Plus, the work itself is often tedious and unrewarding. When a congressman gets federal money for a new road or bridge, he or she can send out a news release to let constituents know what is being done for them. But working on an ethics investigation, which is private, carries no political benefits. Committee members often must do their own legal research and write their own memos.

"I have spent more time on ethics than any other committee in Congress," says Cardin, who also serves on the Ways and Means and Budget committees. "Investigations can easily take 30, 40, 50 hours a week."

When the House began disciplining its own, things were a lot less complicated and standards of conduct not quite so high. The first case came in 1798, when Vermont Rep. Matthew Lyon spat on Connecticut Rep. Roger Griswold, who had cast aspersions on Lyon's military record.

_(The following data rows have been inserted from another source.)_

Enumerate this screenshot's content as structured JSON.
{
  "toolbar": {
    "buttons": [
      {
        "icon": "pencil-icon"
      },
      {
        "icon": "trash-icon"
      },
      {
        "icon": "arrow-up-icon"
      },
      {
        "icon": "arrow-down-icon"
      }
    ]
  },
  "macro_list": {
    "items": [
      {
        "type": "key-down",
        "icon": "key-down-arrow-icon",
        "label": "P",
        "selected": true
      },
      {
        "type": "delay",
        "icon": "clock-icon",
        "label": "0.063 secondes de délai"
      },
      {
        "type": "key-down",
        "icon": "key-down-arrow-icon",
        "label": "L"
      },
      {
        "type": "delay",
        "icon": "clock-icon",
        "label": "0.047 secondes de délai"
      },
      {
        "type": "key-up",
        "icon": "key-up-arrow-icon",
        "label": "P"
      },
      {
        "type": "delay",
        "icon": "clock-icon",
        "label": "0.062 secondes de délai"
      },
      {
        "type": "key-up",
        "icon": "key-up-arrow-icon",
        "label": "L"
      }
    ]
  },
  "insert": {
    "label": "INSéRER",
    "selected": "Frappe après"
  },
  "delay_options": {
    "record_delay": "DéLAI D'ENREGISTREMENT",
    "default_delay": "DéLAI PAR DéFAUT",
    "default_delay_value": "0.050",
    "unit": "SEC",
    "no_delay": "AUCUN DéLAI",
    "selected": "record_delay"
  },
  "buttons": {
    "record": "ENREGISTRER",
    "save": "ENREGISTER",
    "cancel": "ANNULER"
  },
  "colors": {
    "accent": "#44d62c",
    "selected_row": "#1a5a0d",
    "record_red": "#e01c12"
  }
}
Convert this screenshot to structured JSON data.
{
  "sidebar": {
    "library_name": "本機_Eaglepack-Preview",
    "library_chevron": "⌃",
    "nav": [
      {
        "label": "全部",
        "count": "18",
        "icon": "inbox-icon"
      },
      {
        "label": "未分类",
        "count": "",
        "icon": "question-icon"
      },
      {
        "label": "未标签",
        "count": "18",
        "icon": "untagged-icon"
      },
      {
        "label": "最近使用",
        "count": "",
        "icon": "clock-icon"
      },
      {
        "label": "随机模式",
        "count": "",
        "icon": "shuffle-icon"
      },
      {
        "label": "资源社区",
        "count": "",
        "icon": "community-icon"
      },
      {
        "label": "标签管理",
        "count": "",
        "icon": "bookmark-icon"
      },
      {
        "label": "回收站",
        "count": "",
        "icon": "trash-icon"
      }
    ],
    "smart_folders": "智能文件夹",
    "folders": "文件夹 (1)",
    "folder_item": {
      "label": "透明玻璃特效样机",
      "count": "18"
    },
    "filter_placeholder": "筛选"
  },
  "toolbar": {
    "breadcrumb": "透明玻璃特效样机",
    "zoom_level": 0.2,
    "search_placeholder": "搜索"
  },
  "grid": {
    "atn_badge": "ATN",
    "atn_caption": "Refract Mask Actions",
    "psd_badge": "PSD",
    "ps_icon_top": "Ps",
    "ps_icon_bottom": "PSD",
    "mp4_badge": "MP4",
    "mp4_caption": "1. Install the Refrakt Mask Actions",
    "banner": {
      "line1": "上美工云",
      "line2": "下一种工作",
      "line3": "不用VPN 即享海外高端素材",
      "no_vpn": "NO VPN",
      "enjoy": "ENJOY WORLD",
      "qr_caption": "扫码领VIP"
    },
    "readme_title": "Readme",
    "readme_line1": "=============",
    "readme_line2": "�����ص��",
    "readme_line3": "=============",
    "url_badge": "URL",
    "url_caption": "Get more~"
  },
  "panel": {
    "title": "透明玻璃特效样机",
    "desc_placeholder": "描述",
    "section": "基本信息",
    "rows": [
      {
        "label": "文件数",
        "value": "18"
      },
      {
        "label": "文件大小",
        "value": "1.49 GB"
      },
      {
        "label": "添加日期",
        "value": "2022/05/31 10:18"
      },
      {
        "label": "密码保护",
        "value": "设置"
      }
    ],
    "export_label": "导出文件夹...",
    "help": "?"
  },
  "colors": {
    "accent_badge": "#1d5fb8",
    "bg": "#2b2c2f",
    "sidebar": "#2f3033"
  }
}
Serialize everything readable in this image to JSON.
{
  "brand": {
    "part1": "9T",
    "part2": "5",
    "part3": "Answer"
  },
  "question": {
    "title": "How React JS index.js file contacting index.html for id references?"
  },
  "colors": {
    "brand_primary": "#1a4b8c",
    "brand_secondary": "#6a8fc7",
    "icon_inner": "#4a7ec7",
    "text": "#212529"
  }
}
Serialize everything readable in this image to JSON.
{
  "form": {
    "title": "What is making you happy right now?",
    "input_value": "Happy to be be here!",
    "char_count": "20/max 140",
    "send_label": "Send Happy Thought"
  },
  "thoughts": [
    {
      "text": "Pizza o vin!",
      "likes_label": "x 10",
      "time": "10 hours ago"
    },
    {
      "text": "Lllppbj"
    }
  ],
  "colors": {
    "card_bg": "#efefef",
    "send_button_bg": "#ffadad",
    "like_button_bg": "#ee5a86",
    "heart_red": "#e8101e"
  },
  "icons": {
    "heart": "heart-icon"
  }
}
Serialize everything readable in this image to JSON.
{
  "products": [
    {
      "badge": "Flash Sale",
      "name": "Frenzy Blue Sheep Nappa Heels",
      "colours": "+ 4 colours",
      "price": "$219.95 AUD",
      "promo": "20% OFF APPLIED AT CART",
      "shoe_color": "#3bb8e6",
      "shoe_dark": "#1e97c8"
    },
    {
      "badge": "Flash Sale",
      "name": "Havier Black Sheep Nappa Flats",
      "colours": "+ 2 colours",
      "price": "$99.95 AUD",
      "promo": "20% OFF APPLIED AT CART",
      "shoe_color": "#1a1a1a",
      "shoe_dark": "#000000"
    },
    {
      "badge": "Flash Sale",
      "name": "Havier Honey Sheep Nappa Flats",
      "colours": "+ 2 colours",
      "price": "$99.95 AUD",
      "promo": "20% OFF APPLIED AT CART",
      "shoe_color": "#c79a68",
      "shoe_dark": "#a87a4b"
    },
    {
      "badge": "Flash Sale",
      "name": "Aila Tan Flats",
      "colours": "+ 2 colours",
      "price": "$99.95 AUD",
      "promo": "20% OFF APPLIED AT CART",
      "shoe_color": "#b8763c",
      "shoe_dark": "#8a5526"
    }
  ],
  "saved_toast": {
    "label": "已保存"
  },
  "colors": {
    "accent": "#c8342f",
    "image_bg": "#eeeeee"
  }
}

Lyon wrote a letter of apology.

But after opening prayers one day on the House floor, Griswold struck back with a cane. Lyon grabbed some fireplace tongs and a brawl ensued.

The House quickly adjourned.

The next year, the House tried to expel Lyon after he was convicted in a Vermont court of being "a notorious and seditious person." But when it was noted that the people of Vermont had returned him to office, the motion to expel failed.